Davis led a research project that identified the three major proinflammatory mediators that drive capillary loss. They published the research in the journal Arteriosclerosis, Thrombosis, and Vascular Biology.
The mediators are interlukin-1 beta (IL-1ß), tumor necrosis factor alpha (TNFalpha) and thrombin). They found that individually and even more so when combined, directly drive capillary regression. They also identified drug combinations that can neutralize antibodies that specifically block IL-1 ß and TNFalpha, that can interfere with this capillary loss.

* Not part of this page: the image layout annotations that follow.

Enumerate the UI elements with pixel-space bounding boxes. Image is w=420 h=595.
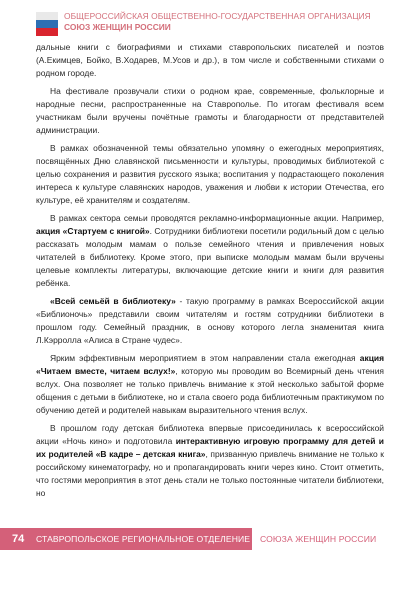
page-header [36,10,416,38]
bold-phrase: интерактивную игровую программу для детей и их родителей «В кадре – детская книга» [36,436,384,460]
paragraph-1: дальные книги с биографиями и стихами ставропольских писателей и поэтов (А.Екимцев, Бойко, В.Ходарев, М.Усов и др.), в том числе и собственными стихами о родном городе. [36,42,384,78]
russian-flag-icon [36,12,58,36]
paragraph-5: «Всей семьёй в библиотеку» - такую программу в рамках Всероссийской акции «Библионочь» представили своим читателям и гостям сотрудники библиотеки в прошлом году. Семейный праздник, в основу которого легла знаменитая книга Л.Кэрролла «Алиса в Стране чудес». [36,296,384,346]
paragraph-3: В рамках обозначенной темы обязательно упомяну о ежегодных мероприятиях, посвящённых Дню славянской письменности и культуры, проводимых библиотекой с целью сохранения и развития русского языка; воспитания у подрастающего поколения интереса к культуре славянских народов, уважения и любви к истории Отечества, его культуре, её хранителям и создателям. [36,143,384,205]
paragraph-6: Ярким эффективным мероприятием в этом направлении стала ежегодная акция «Читаем вместе, читаем вслух!», которую мы проводим во Всемирный день чтения вслух. Она позволяет не только привлечь внимание к этой несколько забытой форме общения с детьми в библиотеке, но и стала своего рода библиотечным практикумом по обучению детей и родителей навыкам выразительного чтения вслух. [36,353,384,416]
page-number: 74 [12,533,25,545]
page-footer [0,528,420,550]
org-name-line2: СОЮЗ ЖЕНЩИН РОССИИ [64,22,171,32]
paragraph-2: На фестивале прозвучали стихи о родном крае, современные, фольклорные и народные песни, распространенные на Ставрополье. По итогам фестиваля всем участникам были вручены почётные грамоты и благодарности от представителей администрации. [36,86,384,135]
bold-phrase: акция «Стартуем с книгой» [36,226,150,237]
article-body [36,41,384,505]
organization-name [64,11,420,33]
org-name-line1: ОБЩЕРОССИЙСКАЯ ОБЩЕСТВЕННО-ГОСУДАРСТВЕННАЯ ОРГАНИЗАЦИЯ [64,11,371,21]
paragraph-7: В прошлом году детская библиотека впервые присоединилась к всероссийской акции «Ночь кино» и подготовила интерактивную игровую программу для детей и их родителей «В кадре – детская книга», призванную привлечь внимание не только к российскому кинематографу, но и пропагандировать книги через кино. Стоит отметить, что гостями мероприятия в этот день стали не только постоянные читатели библиотеки, но [36,423,384,498]
bold-phrase: акция «Читаем вместе, читаем вслух!» [36,353,384,377]
footer-department: СТАВРОПОЛЬСКОЕ РЕГИОНАЛЬНОЕ ОТДЕЛЕНИЕ [36,534,251,544]
footer-organization: СОЮЗА ЖЕНЩИН РОССИИ [260,534,377,544]
paragraph-4: В рамках сектора семьи проводятся рекламно-информационные акции. Например, акция «Стартуем с книгой». Сотрудники библиотеки посетили родильный дом с целью рассказать молодым мамам о пользе семейного чтения и привлечения новых читателей в библиотеку. Кроме этого, при выписке молодым мамам были вручены целевые комплекты литературы, включающие детские книги и книги для развития ребёнка. [36,213,384,288]
bold-phrase: «Всей семьёй в библиотеку» [50,296,176,307]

Capillaries connect arteries to veins and help transfer oxygen, nutrients and waste between the bloodstream and the body’s tissues. The Davis laboratory grew three-dimensional human “blood vessel networks in a dish” which allowed them to more closely study the targets. They cultured two types of human cells, endothelial cells, that line the capillaries’ inner surface, and pericytes, which strengthen the outer surface of the endothelial-lined tubes. The communication between the two types of cells controls how the networks of blood vessels grow, branch and stabilize.
A type of immune cell called macrophages, were stimulated in the cell cultures to simulate tissue injury that would be a good environment for capillary regression. IL-1 ß and THFalpha, which are derived from macrophages, combined with thrombin, cause endothelial-lined capillary tube networks to regress. But the pericytes continue to grow around the degenerating capillaries. They also stimulate a unique group of molecular signals that contribute to the blood vessel loss.

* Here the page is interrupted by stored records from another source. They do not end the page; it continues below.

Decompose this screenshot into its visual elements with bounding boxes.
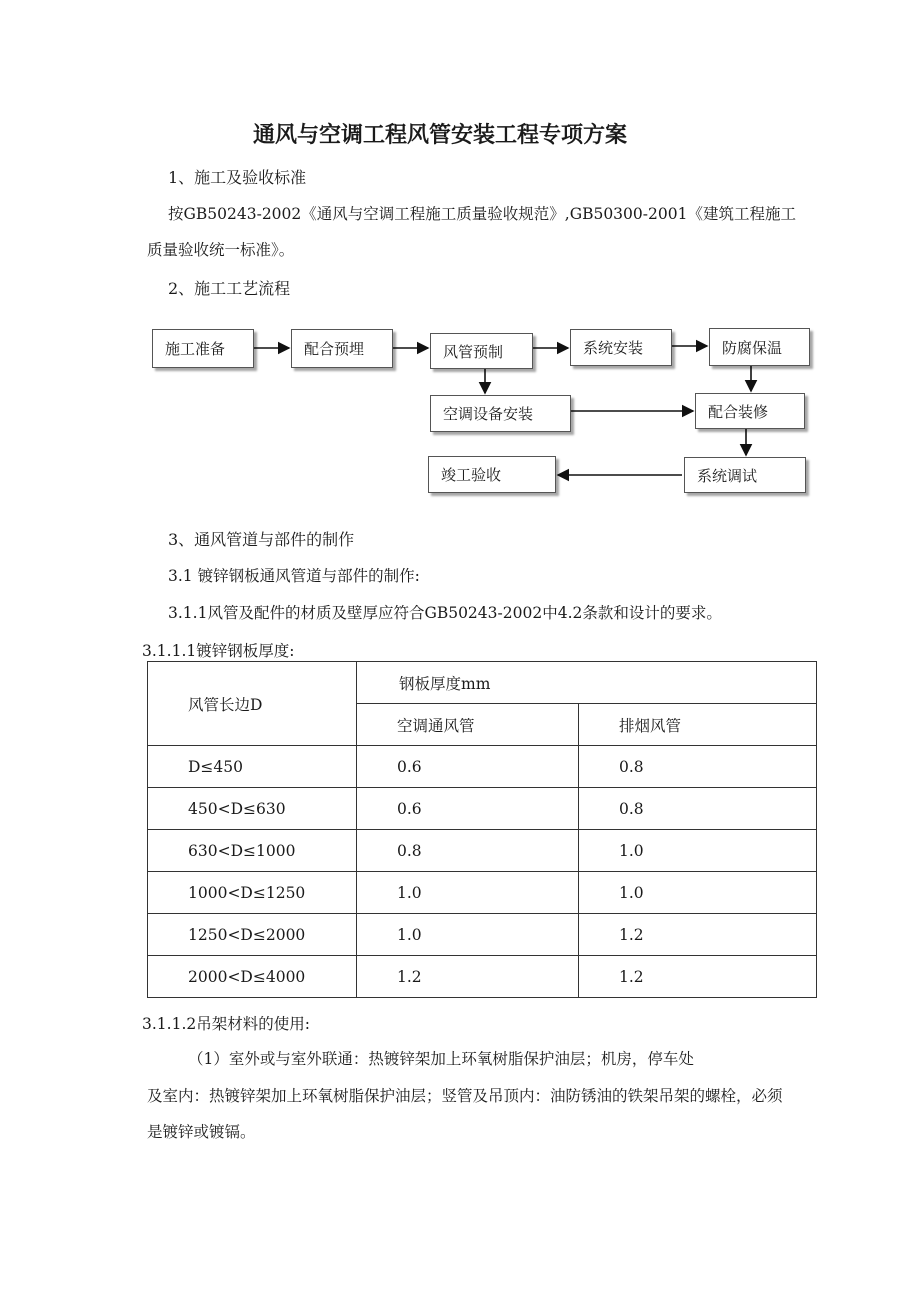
flow-box-ac-equipment [430, 395, 571, 432]
flow-box-acceptance [428, 456, 556, 493]
flow-box-prep-label: 施工准备 [165, 340, 226, 358]
table-cell-smoke: 1.2 [579, 914, 817, 956]
flow-box-decoration-label: 配合装修 [708, 402, 769, 421]
section-3-1-1-2: 3.1.1.2吊架材料的使用: [142, 1015, 310, 1033]
table-cell-range: 1250<D≤2000 [148, 914, 357, 956]
flow-box-embed [291, 329, 393, 368]
table-row [148, 872, 817, 914]
table-cell-ac: 0.6 [357, 746, 579, 788]
table-group-header: 钢板厚度mm [357, 662, 817, 704]
table-row [148, 956, 817, 998]
section-1-heading: 1、施工及验收标准 [168, 168, 307, 187]
table-cell-ac: 0.8 [357, 830, 579, 872]
table-col2-header: 空调通风管 [357, 704, 579, 746]
flow-box-install-label: 系统安装 [583, 339, 644, 357]
page-title: 通风与空调工程风管安装工程专项方案 [252, 123, 627, 148]
section-3-1-1: 3.1.1风管及配件的材质及壁厚应符合GB50243-2002中4.2条款和设计的要求。 [168, 604, 722, 622]
flow-box-install [570, 329, 672, 366]
table-row [148, 914, 817, 956]
paragraph-1-line-1: （1）室外或与室外联通：热镀锌架加上环氧树脂保护油层；机房，停车处 [188, 1050, 694, 1068]
flow-box-ac-equipment-label: 空调设备安装 [443, 405, 534, 423]
section-1-body-line-1: 按GB50243-2002《通风与空调工程施工质量验收规范》,GB50300-2001《建筑工程施工 [168, 205, 796, 223]
flowchart-arrows [0, 0, 920, 520]
section-3-1: 3.1 镀锌钢板通风管道与部件的制作: [168, 567, 420, 585]
table-cell-range: D≤450 [148, 746, 357, 788]
section-1-body-line-2: 质量验收统一标准》。 [147, 241, 295, 259]
table-row [148, 830, 817, 872]
steel-thickness-table [147, 661, 817, 998]
paragraph-1-line-3: 是镀锌或镀镉。 [147, 1123, 256, 1141]
table-cell-ac: 1.0 [357, 872, 579, 914]
table-cell-smoke: 1.0 [579, 872, 817, 914]
table-cell-ac: 0.6 [357, 788, 579, 830]
table-cell-range: 630<D≤1000 [148, 830, 357, 872]
section-3-1-1-1: 3.1.1.1镀锌钢板厚度: [142, 642, 295, 660]
table-cell-smoke: 1.0 [579, 830, 817, 872]
flow-box-debug-label: 系统调试 [697, 466, 758, 485]
section-3-heading: 3、通风管道与部件的制作 [168, 530, 355, 549]
paragraph-1-line-2: 及室内：热镀锌架加上环氧树脂保护油层；竖管及吊顶内：油防锈油的铁架吊架的螺栓，必须 [147, 1087, 783, 1105]
table-cell-range: 1000<D≤1250 [148, 872, 357, 914]
flow-box-decoration [695, 393, 805, 429]
table-col1-header: 风管长边D [148, 662, 357, 746]
table-cell-ac: 1.2 [357, 956, 579, 998]
flow-box-prefab-label: 风管预制 [443, 342, 504, 361]
section-2-heading: 2、施工工艺流程 [168, 279, 291, 298]
table-row [148, 746, 817, 788]
flow-box-prefab [430, 333, 533, 369]
table-row [148, 788, 817, 830]
table-cell-smoke: 1.2 [579, 956, 817, 998]
flow-box-prep [152, 329, 254, 368]
table-cell-smoke: 0.8 [579, 788, 817, 830]
flow-box-insulate [709, 328, 810, 366]
table-cell-smoke: 0.8 [579, 746, 817, 788]
flow-box-insulate-label: 防腐保温 [722, 338, 783, 357]
flow-box-acceptance-label: 竣工验收 [441, 466, 502, 484]
table-cell-range: 450<D≤630 [148, 788, 357, 830]
flow-box-embed-label: 配合预埋 [304, 340, 365, 358]
flow-box-debug [684, 457, 806, 493]
table-cell-ac: 1.0 [357, 914, 579, 956]
table-header-row [148, 662, 817, 704]
table-col3-header: 排烟风管 [579, 704, 817, 746]
table-cell-range: 2000<D≤4000 [148, 956, 357, 998]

The researchers also identified other proinflammatory molecules that lead to capillary loss, but they were not as strong as the IL-1 ß, TNFalpha and thrombin, particularly when those three were combined.
Antibodies against IL-1ß and TNFalpha are used to treat some inflammatory diseases such as atherosclerosis, rheumatoid arthritis and Crohn’s disease.
“These drugs are out there and they work,” Davis said. “Our data suggests that, if combined, they may actually prevent vessel breakdown (earlier in the disease process) and improve outcomes.”
The next step is to study how abnormal capillary response influences the loss of cells and tissues associated with specific disease states such as sepsis, ischemic heart disease and stroke. David indicates that their 3D blood vessel network models are very adaptable for screening potential drug candidates.
“we’ve identified some promising (existing) drugs to reduce capillary regression,” he said, “but there may be more therapeutic opportunities.”